As we’ve discussed the AdAPT trial was developed based on the rapid antiviral effect seen after oral brinci administration in patients with adenovirus detected in the blood.

In both our Phase 2 trial and in AdVise, we saw the majority of patients with adenoviral loads of 10,000 copies or lower were able to clear adeno from the blood or to reach undetectable in four weeks or less. And AdVise we continue treatment for brinci for upto 12 weeks administering drug in patients who had already cleared viremia.

This led us to the understanding that a shorter course of oral brinci could be successful in clearing adenovirus from the blood while minimizing the potential for diarrhoea and other side effects that may occur with longer courses of oral dosing.
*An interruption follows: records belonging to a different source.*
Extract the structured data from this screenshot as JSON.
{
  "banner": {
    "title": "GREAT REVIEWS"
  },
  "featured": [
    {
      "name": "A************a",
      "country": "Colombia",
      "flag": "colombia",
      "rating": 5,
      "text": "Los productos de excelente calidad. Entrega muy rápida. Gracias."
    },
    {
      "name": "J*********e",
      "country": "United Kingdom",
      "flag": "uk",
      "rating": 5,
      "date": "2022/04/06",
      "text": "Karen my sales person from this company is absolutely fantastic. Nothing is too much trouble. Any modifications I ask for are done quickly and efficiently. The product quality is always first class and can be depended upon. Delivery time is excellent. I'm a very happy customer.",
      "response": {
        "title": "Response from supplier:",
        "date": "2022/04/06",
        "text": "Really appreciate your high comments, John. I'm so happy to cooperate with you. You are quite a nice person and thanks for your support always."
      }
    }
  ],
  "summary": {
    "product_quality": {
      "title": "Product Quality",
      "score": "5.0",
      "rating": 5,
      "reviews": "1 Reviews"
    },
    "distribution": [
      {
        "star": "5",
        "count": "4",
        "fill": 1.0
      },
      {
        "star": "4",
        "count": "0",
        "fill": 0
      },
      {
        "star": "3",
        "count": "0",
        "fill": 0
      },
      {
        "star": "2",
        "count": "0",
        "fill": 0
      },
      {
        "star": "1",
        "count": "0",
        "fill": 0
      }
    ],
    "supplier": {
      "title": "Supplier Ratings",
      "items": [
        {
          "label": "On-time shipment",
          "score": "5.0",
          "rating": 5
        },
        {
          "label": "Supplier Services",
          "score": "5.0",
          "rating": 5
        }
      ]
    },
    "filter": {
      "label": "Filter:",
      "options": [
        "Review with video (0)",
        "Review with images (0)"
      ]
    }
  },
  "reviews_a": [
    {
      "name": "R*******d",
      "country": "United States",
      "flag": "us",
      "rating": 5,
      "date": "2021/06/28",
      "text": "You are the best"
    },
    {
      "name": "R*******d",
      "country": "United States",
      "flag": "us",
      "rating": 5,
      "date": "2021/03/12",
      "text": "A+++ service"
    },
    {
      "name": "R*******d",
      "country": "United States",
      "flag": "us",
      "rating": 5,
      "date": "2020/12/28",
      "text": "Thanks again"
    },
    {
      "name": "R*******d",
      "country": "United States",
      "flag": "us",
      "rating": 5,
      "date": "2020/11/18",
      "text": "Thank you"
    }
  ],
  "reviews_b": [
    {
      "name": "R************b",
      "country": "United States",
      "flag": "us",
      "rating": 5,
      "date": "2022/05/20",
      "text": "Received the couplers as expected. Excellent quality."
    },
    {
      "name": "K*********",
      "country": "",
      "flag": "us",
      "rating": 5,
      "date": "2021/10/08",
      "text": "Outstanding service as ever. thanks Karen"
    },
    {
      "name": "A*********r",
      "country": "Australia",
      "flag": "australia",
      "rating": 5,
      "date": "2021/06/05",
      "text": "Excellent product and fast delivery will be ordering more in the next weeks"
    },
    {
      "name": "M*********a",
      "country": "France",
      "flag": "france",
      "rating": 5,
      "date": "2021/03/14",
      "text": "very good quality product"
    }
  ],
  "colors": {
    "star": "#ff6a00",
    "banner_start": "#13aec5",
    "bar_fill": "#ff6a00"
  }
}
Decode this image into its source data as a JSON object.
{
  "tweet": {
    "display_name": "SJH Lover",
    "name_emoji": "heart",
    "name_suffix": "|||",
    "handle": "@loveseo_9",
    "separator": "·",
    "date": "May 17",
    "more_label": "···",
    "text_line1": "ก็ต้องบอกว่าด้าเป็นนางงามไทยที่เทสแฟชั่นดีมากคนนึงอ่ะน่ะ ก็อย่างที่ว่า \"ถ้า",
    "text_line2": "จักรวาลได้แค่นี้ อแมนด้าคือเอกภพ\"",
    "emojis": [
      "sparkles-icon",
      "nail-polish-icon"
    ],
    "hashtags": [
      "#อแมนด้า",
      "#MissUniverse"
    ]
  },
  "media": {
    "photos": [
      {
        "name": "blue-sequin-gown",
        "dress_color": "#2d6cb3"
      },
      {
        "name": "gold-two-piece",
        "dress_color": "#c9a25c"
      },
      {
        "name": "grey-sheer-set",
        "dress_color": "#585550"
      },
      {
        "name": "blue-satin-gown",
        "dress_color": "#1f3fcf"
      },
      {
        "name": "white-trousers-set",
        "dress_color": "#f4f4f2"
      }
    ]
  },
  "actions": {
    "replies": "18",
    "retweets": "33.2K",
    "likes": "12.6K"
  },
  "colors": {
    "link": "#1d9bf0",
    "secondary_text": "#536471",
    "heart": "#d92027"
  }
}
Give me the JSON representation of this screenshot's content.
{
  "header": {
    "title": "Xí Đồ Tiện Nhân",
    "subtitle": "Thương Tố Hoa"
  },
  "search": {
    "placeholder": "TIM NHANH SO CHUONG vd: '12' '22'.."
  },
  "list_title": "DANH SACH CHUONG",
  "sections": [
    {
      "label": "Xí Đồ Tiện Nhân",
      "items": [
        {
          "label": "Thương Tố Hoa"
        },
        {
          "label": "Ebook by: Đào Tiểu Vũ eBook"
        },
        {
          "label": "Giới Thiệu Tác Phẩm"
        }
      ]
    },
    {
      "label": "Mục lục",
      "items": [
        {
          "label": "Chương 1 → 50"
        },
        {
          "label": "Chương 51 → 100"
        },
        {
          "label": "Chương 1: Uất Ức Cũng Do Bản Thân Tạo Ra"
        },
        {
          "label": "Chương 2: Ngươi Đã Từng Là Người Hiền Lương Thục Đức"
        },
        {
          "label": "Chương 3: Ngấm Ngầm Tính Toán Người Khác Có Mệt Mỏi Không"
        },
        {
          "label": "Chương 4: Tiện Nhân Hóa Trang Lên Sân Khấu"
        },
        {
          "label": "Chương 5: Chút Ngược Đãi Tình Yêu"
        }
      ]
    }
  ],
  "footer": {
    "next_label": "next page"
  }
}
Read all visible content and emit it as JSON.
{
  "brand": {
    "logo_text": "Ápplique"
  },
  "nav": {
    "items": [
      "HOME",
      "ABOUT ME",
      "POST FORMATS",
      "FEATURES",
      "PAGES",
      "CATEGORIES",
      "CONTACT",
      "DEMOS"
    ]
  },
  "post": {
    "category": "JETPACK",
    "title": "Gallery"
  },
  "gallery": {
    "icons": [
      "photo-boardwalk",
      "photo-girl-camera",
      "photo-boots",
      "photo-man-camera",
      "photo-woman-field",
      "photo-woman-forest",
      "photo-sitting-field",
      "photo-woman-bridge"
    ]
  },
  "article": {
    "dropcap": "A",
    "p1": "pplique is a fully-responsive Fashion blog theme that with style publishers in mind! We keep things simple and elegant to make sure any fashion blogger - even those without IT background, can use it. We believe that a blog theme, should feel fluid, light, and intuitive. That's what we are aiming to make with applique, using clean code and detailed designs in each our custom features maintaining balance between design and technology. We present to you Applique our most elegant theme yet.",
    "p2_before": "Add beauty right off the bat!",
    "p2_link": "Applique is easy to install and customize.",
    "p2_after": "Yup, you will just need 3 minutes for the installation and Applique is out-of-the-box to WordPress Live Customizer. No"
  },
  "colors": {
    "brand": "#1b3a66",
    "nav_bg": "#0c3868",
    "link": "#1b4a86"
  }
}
Positive data from the upcoming AdAPT trial should support a conditional or full approval in Europe.

And as we’ve discussed once we have data from AdAPT in hand we plan to discuss the data with the FDA upon conclusion of the study. The final protocol has been submitted for ethics and IRB review and we expect dosing in AdAPT to begin by the end of 2017.

Our AdVance study of adenovirus screening patterns in current treatment options in Europe is reporting data as research is wrapped up for each of the seven countries involved. We are focussing on 40 medical centers that performed stem cell and solid organ transplantation across these seven European countries.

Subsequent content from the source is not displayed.